Être nu quelque part

7 Pleasures

(c) Danny Willems

(c) Danny Willems

Les corps nus sur les plateaux des scènes contemporaines sont légion, et voilà quelque temps que leurs présences ne portent plus d’aspect sulfureux ni gênant. Sujet tarte à la crème, objet de plaisanteries, ces nudités sont trop souvent habillées de fonctions militantes ou provocatrices ; rien de bien palpitant donc, car trop peu d’interrogations nouvelles autour de cet acte intimement symbolique. On a vidé le nu de son suc à force de l’aspirer.

Le vêtement quant à lui revêt trois fonctions essentielles, l’ornementation, la communication et la protection ; il est bavard et indiscret, dévoile à l’instant la catégorie sociale, la tribu identitaire, la couleur intérieure du jour… ou le destin d’un personnage et l’intention du metteur en scène. Le nu est égalitaire par essence.

Voilà où réside l’intelligence du propos de Mette Ingvartsen ; la jeune chorégraphe danoise parvient à renverser le discours, et ce n’est alors plus la nudité qui est exposée mais le regard de celui qui l’inspecte ou l’objet sur lequel elle évolue. Dans la tradition chrétienne, on définit les ordres contemplatifs par cette périphrase : « se laisser aimer ». La relation qui se crée entre public et danseurs par des outils de mise en scène est de cet ordre ; nous voilà autorisés à regarder, à partager la jouissance jusque dans la scène finale où les voix, face public, se mêlent aux corps dans une communion de chairs entre spasmes et exténuation. Cette relation particulière se noue dans les premières secondes ; unis dès l’installation dans la salle par les pulsations rythmiques qui régulent les mouvements cardiaques, les danseurs se déshabillent parmi les spectateurs. Je deviens soudain le voisin d’un corps intégralement nu, un nu sans message, comme si le danseur ne faisait plus qu’un avec le personnage et que sa nudité dépassait son statut d’Homme pour devenir pleinement théâtrale. On se surprend alors, après un temps d’apprivoisement, à ne plus regarder ces douze corps offerts dans une optique de prédation sexuelle mais dans un rapport esthétique. Résolution magistrale d’un casse-tête bien connu des acteurs jouant nus, faire que son discours tienne tête à son corps, que le tropisme n’occulte pas les mots. Des mots ici il n’y en a pas, d’individus non plus, mais un magma de chairs qui se meut tout en viscosité, un fluide de peaux et de membres, à la quête inexorable, qui s’insinue et s’infiltre. Le plusieurs devient l’unique, on touche au mystique. Les objets du quotidien qui peuplent le plateau semblent accueillir cette marée d’organes et de poils avec sensualité et plaisir tant ils sont caressés, englobés, léchés par l’ensemble. Ils sont aussi les premiers témoins – parfois engagés – de la transe qui envahit soudain les corps abandonnant à une force supérieure le contrôle de leur enveloppe.

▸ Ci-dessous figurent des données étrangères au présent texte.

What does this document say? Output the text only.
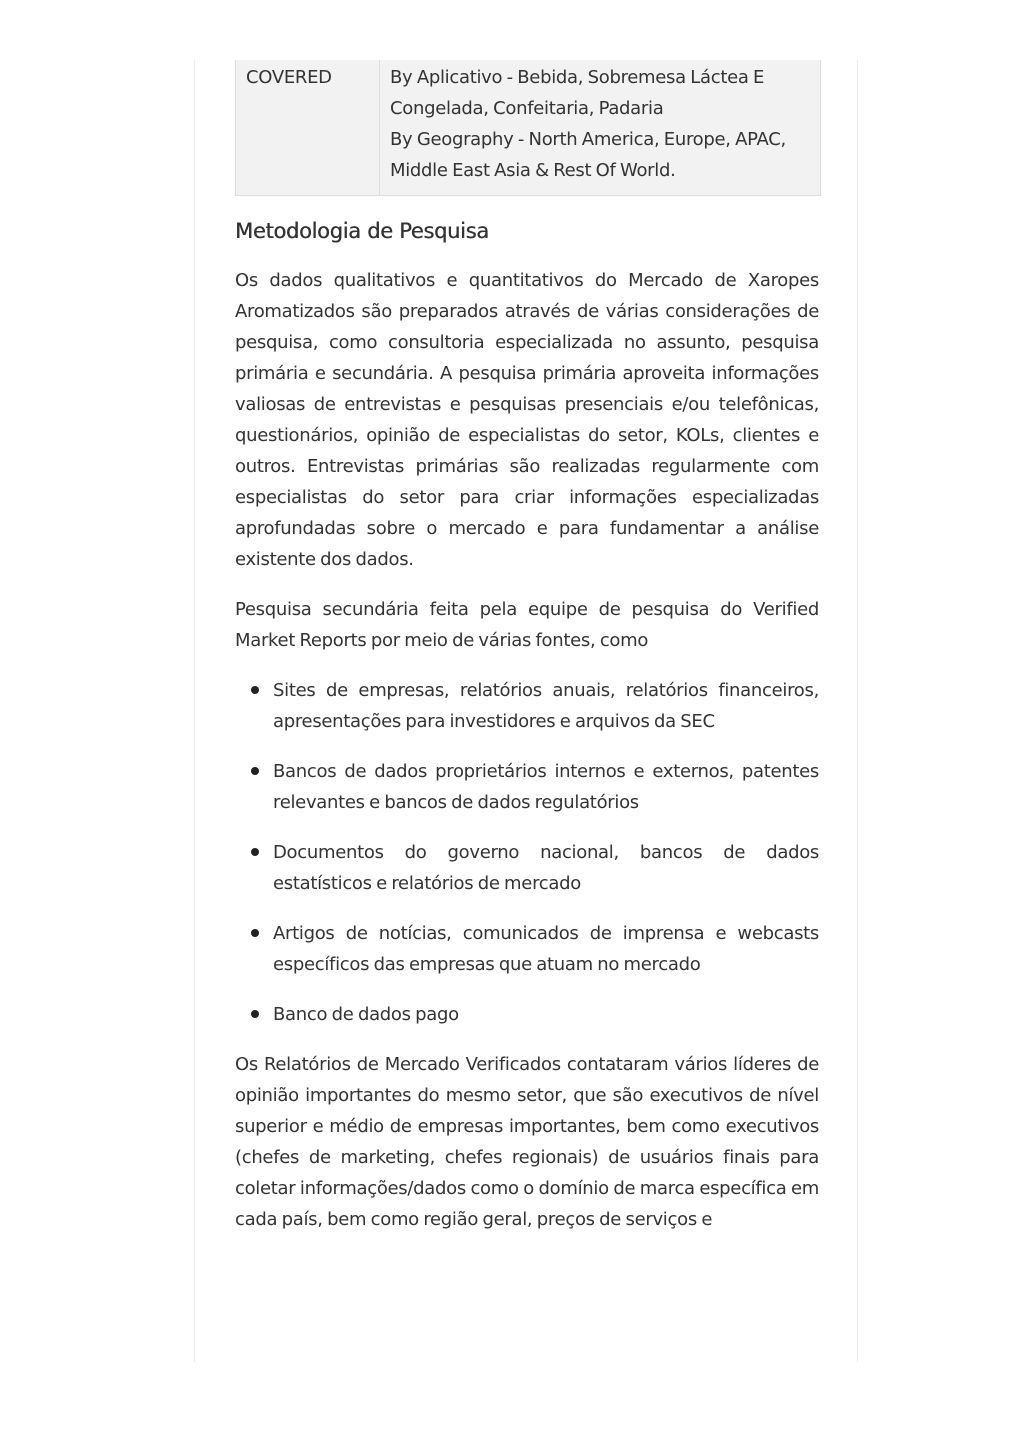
COVERED	By Aplicativo - Bebida, Sobremesa Láctea E Congelada, Confeitaria, Padaria
By Geography - North America, Europe, APAC, Middle East Asia & Rest Of World.
Metodologia de Pesquisa

Os dados qualitativos e quantitativos do Mercado de Xaropes Aromatizados são preparados através de várias considerações de pesquisa, como consultoria especializada no assunto, pesquisa primária e secundária. A pesquisa primária aproveita informações valiosas de entrevistas e pesquisas presenciais e/ou telefônicas, questionários, opinião de especialistas do setor, KOLs, clientes e outros. Entrevistas primárias são realizadas regularmente com especialistas do setor para criar informações especializadas aprofundadas sobre o mercado e para fundamentar a análise existente dos dados.

Pesquisa secundária feita pela equipe de pesquisa do Verified Market Reports por meio de várias fontes, como

Sites de empresas, relatórios anuais, relatórios financeiros, apresentações para investidores e arquivos da SEC
Bancos de dados proprietários internos e externos, patentes relevantes e bancos de dados regulatórios
Documentos do governo nacional, bancos de dados estatísticos e relatórios de mercado
Artigos de notícias, comunicados de imprensa e webcasts específicos das empresas que atuam no mercado
Banco de dados pago

Os Relatórios de Mercado Verificados contataram vários líderes de opinião importantes do mesmo setor, que são executivos de nível superior e médio de empresas importantes, bem como executivos (chefes de marketing, chefes regionais) de usuários finais para coletar informações/dados como o domínio de marca específica em cada país, bem como região geral, preços de serviços e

« La nudité, selon Bataille, se dérobe à la représentation distincte. Elle met l’être en mouvement, elle ouvre le monde comme on ouvre une infinité de possibles et aussi comme on blesse un corps, non sans cruauté, ou comme on sacrifie l’intégrité d’un organisme. Le monde en sort agrandi, mais incompréhensible. Elle joue sur un paradoxe ou une tension entre les formes de l’être, et le déchirement, la perte, l’inquiétude » (Georges Didi-Huberman, « Ouvrir Vénus »).